Thursday, July 12, 2007

Ain't Necessarily So...

I haven’t been paying close attention, but there’s been a bit of web-chatter lately about the ideological bases of economics. Ordinarly with this sort of thing, the people who pay most attention will already know most of the moves in the game, but there’s a good quick executive summary here in which Max Sawicky itemizes 10 ways in which economics is not as “scientific” as it thinks it is. Meanwhile Greg Mankiw here says it’s a vicious canard that he doesn’t like vegetables, why he once ate a carrot (not the least interesting aspect of this is that I think he is completely sincere).
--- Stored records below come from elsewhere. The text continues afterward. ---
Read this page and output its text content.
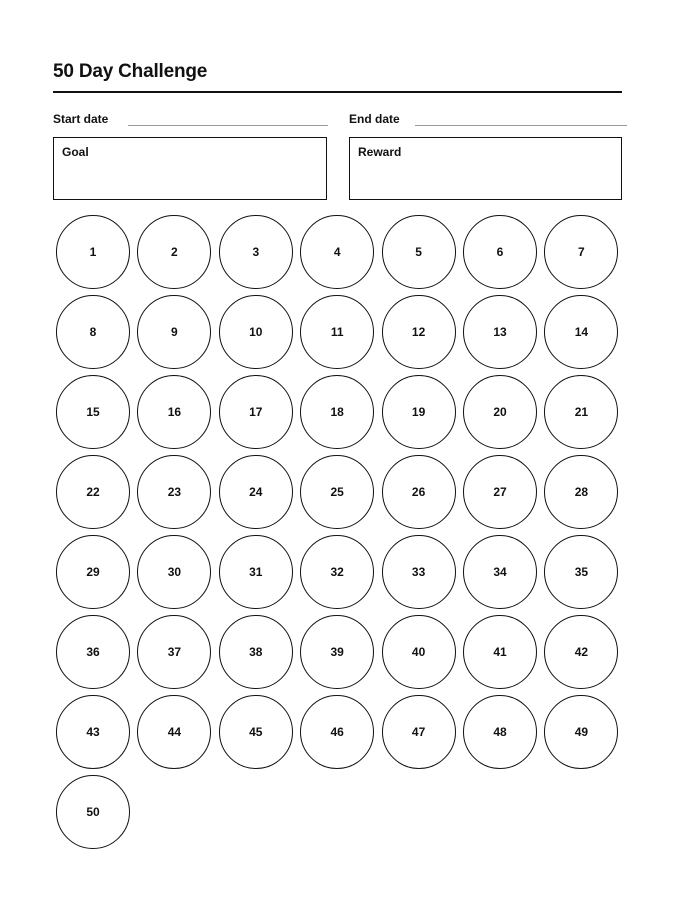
50 Day Challenge
Start date	End date
Goal	Reward
1	2	3	4	5	6	7
8	9	10	11	12	13	14
15	16	17	18	19	20	21
22	23	24	25	26	27	28
29	30	31	32	33	34	35
36	37	38	39	40	41	42
43	44	45	46	47	48	49
50
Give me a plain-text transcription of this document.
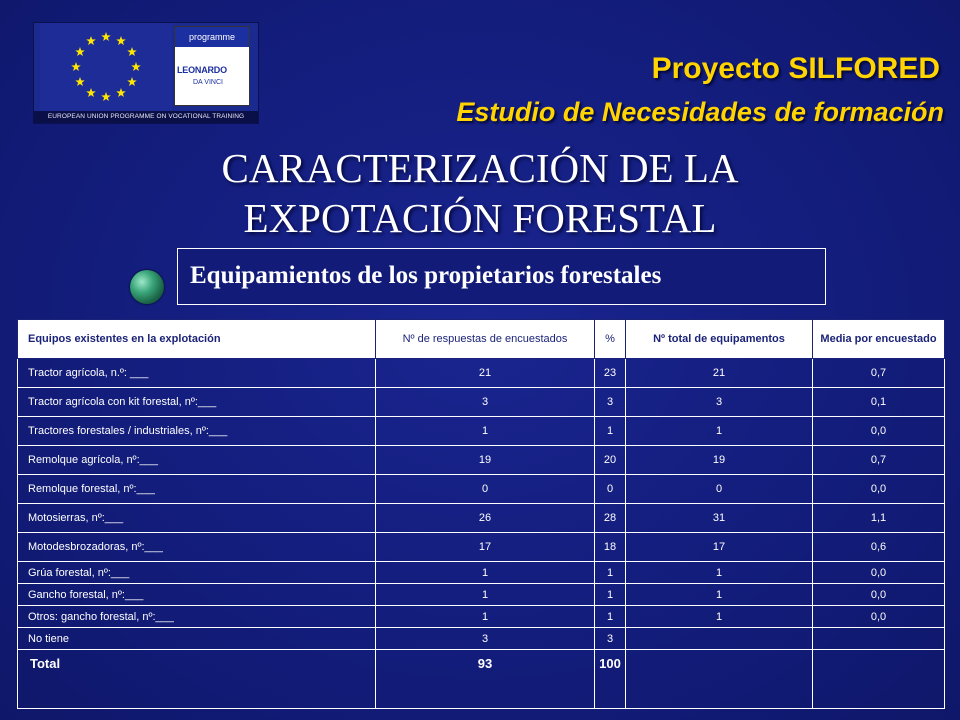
EUROPEAN UNION PROGRAMME ON VOCATIONAL TRAINING
programme
LEONARDO
DA VINCI	Proyecto SILFORED
Estudio de Necesidades de formación
CARACTERIZACIÓN DE LA
EXPOTACIÓN FORESTAL
Equipamientos de los propietarios forestales
Equipos existentes en la explotación	Nº de respuestas de encuestados	%	Nº total de equipamentos	Media por encuestado
Tractor agrícola, n.º: ___	21	23	21	0,7
Tractor agrícola con kit forestal, nº:___	3	3	3	0,1
Tractores forestales / industriales, nº:___	1	1	1	0,0
Remolque agrícola, nº:___	19	20	19	0,7
Remolque forestal, nº:___	0	0	0	0,0
Motosierras, nº:___	26	28	31	1,1
Motodesbrozadoras, nº:___	17	18	17	0,6
Grúa forestal, nº:___	1	1	1	0,0
Gancho forestal, nº:___	1	1	1	0,0
Otros: gancho forestal, nº:___	1	1	1	0,0
No tiene	3	3		
Total	93	100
At the end of the day I sign on with Sawicky’s commentator who says that economics is sociology that thinks it’s physics. Trouble is, when all is said and done, I’d still rather read economics than sociology. Indeed, one reason economists get away with it is what an economist might call the “How’s your wife? Compared to whom?” problem—the other guys simply do not offer a plausible alternative.

Here’s an example. Economists have been telling us for years to be suspicious of governments and to trust markets. Public employees, they tell us, have the wrong incentives. The sociologists say they have it backwards: it’s the entrepreneurs who have the wrong incentives, and privatization bespeaks a tragic loss.

The point is, of course, that they are both right: lousy incentives abound. What I would like to see is a good comparison-in-depth: what works when? Which sent of bad incentives cost what? Which ones are most amenable to taming and control?

I’ve never seen anything in economics that offers anything really useful or interesting on that question. You might think of it as a problem for sociology. Trouble is, of course, I haven’t seen much there very interesting either.

Fn.: This all brings to mind a wonderful piece I showcased last year about the wholly arbitrary and, well, "political" sources of the capital glut.